Los llegados desde ese momento pueden optar, si son sirios o iraquíes, al deficiente programa europeo de reubicación en otros Estados miembros (sólo ha satisfecho el 5% de las cuotas pactadas), pero los que ya estaban en Grecia, los atrapados entre unas fronteras inclementes y el llamado “pacto de la vergüenza”, sólo tienen una opción, pedir asilo en el país. Alrededor de 10.000, entre ellos 2.000 menores, acaban de ver aprobada la solicitud que presentaron en 2016. Este viernes había en Grecia 62.326 migrantes (14.410, en las islas).
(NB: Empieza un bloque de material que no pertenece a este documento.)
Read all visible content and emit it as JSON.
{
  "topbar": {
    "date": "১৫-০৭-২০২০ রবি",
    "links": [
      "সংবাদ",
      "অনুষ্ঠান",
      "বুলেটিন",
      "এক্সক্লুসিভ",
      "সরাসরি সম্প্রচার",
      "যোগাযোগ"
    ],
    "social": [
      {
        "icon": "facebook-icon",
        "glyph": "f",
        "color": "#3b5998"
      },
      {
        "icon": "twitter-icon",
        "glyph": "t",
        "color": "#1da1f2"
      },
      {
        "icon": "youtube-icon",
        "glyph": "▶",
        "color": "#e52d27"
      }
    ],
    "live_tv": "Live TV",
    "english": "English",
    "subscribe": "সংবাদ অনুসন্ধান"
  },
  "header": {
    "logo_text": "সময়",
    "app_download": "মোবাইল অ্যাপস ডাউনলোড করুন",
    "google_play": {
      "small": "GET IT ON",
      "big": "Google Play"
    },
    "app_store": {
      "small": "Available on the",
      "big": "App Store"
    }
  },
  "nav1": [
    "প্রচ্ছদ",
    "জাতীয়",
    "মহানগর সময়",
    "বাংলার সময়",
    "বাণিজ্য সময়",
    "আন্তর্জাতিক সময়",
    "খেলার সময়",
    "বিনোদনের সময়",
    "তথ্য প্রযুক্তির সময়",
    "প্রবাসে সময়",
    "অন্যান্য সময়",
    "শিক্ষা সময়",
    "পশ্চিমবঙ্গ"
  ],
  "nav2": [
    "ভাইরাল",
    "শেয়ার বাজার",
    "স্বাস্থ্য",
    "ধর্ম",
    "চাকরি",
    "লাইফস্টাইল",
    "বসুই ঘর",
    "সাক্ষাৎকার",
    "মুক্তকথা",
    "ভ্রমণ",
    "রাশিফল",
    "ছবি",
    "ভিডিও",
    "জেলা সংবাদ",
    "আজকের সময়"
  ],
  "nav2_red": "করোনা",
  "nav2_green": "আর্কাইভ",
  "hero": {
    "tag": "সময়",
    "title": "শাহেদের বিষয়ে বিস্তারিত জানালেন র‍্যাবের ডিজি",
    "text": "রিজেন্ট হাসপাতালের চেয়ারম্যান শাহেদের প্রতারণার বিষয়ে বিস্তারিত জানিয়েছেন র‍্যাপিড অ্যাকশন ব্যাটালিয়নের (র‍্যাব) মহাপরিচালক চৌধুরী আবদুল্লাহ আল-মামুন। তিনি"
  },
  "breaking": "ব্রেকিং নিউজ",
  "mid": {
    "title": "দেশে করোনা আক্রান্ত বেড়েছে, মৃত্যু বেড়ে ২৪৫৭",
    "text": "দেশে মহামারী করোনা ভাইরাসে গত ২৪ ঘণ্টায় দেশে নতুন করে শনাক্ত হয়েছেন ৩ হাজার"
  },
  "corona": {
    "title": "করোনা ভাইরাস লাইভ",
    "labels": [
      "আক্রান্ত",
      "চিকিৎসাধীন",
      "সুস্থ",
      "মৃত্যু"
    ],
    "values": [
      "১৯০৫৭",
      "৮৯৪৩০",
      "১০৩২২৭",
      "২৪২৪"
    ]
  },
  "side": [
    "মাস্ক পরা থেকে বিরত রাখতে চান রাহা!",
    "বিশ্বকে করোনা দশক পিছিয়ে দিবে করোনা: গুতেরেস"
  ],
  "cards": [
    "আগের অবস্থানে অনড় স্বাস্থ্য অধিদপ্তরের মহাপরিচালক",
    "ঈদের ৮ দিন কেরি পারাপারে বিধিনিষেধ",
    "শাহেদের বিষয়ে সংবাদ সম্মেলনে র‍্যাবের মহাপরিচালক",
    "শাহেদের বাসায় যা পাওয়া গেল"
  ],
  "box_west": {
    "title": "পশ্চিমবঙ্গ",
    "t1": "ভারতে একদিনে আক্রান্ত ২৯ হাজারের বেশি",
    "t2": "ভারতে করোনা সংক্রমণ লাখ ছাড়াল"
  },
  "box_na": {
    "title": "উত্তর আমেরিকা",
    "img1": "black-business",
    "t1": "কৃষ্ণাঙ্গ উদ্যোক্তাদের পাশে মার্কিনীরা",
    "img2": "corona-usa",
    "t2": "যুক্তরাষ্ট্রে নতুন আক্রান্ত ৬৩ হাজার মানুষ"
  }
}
El campo de refugiados de Ritsona, 80 kilómetros al norte de Atenas, es buena muestra de que, a medida que mejora su acomodo material, aumentan a la par la frustración de la inmovilidad y la resignación cotidiana. La mayoría de sus 680 residentes (sirios, kurdos iraquíes y afganos) llevan un año en el país, y muchos se han trasladado hasta allí desde otros campos más precarios del norte de Grecia, como el sirio Ibrahim, de Deraa, estudiante de Filología Inglesa y peticionario de asilo, que se mudó a Ritsona hace tres meses. Hace un año, el flujo de refugiados seguía exactamente la dirección contraria, del Ática hacia el norte, a la frontera.
“La mayor pega aquí es que la señal de wifi es muy débil y no puedo hablar por Skype con mi familia”, cuenta como toda contrariedad mientras trastea con el móvil, “pero tampoco quiero quedarme, sino ir a un país anglófono para acabar la carrera”. A las tiendas de campaña iniciales, en una explanada que la lluvia convertía en lodazal, han sucedido módulos con baño, despensa, lavadora y tendederos con ropa que refulge al sol. Los 408 menores van a clase a dos colegios y un instituto de la comarca, pese a la oposición de algunos padres, reticentes a que echen raíces. De nuevo la dicotomía entre sus aspiraciones, frustradas, y la foto fija de la realidad.
Ibrahim también se queja de las contadas plazas que ofrecen los tres servicios semanales de bus a Atenas. “Van a consulta de especialistas, a despachos de abogados o a airearse un poco”, explica el mánager del campo, Marios Tsinseas, de la Organización Internacional para las Migraciones (OIM), que gestiona Ritsona y financia los gastos derivados de la escolarización de los niños (transporte, material). De lo demás (atención ambulatoria y hospitalaria, sistema de enseñanza reglada) se ocupa el Estado griego, en un doble —o triple, si se cuenta la Administración local— plano de competencias que a veces genera desajustes, como por ejemplo las quejas de cuatro trabajadores municipales, contratados con fondos europeos y mano sobre mano porque, explican, las ONG que administran el campo no les dan cancha. Sin contar los fondos europeos (unos 200 millones de euros de la Comisión hasta septiembre), en 2016 Grecia recibió 316 millones de las agencias de la ONU, un dinero que administran las ONG en un proceso en extremo burocrático, según las voces más críticas.